With the resurgence of vinyl LPs, there is again more interest in album art design. The premier site for everything there is to know about album art is The Album Cover Hall of Fame curated by Mike Goldstein and of course, there is a Best and Worst list for 2018 there. This is probably the most comprehensive list of lists, so I’m not going to attempt to recreate it or find something that Mike missed because I’m pretty sure he hasn’t missed anything.
I noticed that Hugh Syme won five Junos over a ten year period and four of these were for Rush album covers. This was during a period when physical products were still how we consumed music. Rush was also in their heyday then. This lead me to reach out to Mike and he did not disappoint giving an insightful and in depth response.
VC – What’s your take on the potential impact of a great album cover helping the popularity of a band versus the popularity of the band influencing his we view the album cover?

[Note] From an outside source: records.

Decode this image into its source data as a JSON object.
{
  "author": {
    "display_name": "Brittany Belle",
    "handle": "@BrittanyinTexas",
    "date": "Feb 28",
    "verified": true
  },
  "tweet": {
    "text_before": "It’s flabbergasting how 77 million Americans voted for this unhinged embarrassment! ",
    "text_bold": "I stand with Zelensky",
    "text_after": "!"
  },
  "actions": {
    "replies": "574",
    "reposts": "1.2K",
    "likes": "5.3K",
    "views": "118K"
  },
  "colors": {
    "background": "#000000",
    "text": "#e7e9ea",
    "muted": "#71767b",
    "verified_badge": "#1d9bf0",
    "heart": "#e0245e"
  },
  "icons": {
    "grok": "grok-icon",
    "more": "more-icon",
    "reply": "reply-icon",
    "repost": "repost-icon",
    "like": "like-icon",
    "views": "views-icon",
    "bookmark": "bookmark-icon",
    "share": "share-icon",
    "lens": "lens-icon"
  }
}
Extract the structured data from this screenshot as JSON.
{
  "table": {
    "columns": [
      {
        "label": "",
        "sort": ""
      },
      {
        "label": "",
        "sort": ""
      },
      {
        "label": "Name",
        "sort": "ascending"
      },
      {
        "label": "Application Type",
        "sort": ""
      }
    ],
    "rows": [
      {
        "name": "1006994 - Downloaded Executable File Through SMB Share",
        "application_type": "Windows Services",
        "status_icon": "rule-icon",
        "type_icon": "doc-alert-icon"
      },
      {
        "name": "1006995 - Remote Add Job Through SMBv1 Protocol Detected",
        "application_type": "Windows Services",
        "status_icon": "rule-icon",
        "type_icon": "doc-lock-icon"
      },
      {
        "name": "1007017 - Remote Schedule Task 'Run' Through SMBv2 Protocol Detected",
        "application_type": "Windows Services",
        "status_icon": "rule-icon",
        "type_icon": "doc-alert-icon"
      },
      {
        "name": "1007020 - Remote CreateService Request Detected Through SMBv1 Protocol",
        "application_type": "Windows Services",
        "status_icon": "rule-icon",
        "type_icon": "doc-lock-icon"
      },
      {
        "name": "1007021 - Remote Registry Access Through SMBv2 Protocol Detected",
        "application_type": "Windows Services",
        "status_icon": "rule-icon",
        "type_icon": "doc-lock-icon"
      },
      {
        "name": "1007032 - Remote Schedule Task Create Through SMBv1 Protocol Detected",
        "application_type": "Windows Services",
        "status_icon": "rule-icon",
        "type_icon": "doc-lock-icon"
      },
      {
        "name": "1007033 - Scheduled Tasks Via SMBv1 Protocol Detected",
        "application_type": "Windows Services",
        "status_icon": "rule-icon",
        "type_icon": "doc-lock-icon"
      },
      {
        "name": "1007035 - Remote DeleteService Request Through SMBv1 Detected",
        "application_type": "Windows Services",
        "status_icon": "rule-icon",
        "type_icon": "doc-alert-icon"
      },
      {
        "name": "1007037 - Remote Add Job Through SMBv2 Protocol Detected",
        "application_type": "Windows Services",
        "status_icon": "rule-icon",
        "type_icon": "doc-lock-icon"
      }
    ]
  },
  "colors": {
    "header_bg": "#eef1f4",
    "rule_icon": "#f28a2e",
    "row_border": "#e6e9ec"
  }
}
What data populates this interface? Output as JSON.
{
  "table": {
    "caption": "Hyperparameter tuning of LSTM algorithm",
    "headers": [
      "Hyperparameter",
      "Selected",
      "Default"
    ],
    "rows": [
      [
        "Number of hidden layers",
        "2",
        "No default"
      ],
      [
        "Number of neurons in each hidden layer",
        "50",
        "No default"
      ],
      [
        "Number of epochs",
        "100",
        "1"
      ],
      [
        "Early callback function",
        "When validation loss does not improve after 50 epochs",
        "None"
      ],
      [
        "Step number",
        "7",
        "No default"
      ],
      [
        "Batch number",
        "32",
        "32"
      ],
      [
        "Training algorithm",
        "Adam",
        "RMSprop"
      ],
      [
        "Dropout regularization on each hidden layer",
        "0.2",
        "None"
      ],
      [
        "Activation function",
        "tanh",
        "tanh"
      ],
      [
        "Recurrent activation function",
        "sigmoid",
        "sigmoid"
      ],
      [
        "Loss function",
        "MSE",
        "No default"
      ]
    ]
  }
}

Mike – “Yes, Mr. Syme’s work has been recognized many times over the years for its ingenuity and technical excellence, and his work for Rush has meant just as much to the band’s fans as Roger Dean’s work has for YES fans.Back “in the day”, many musical acts would work to build long-term relationships with certain art directors, photographers, illustrators, etc., and so you’d see their works as part of a “series” instead of individual products. Examples of this include Philip Travers’ work for the Moody Blues, David Larkham’s work for Elton John, Storm Thorgerson’s work for Pink Floyd, Derek Riggs’ work for Iron Maiden, etc.. In those cases (and, in cases where the bands were huge, like The Beatles, Rolling Stones, Eagles, etc., who would work with different ADs and cover creatives most every album), these all took place in the heyday of vinyl/early CD sales, and so fans were always willing to give a new record from their favorite acts a try, regardless of the cover. Since there were very few widely-read sources of criticism – certainly, nothing like what’s found online and via social media – musical acts relied on an ongoing relationship with their fans and hoped that those fans would help introduce their records to new consumers as well. If an album had a cool package, it could only help to make the introduction all the more impressive, I think.
Some bands were expected to have great covers, which is why it took a lot of guts (and confidence that their fans would buy a new record regardless) for a band to deliver something against the grain, as you saw when The Beatles released their “White Album” or The Band released Music From Big Pink with a Bob Dylan-painted primitive painting and no title on the cover.
Not sure if I answered your question – it’s one that I always ask album cover artists when I interview them and one that has elicited many different answers.”
Yes Mike, you covered it for sure and thanks for your response.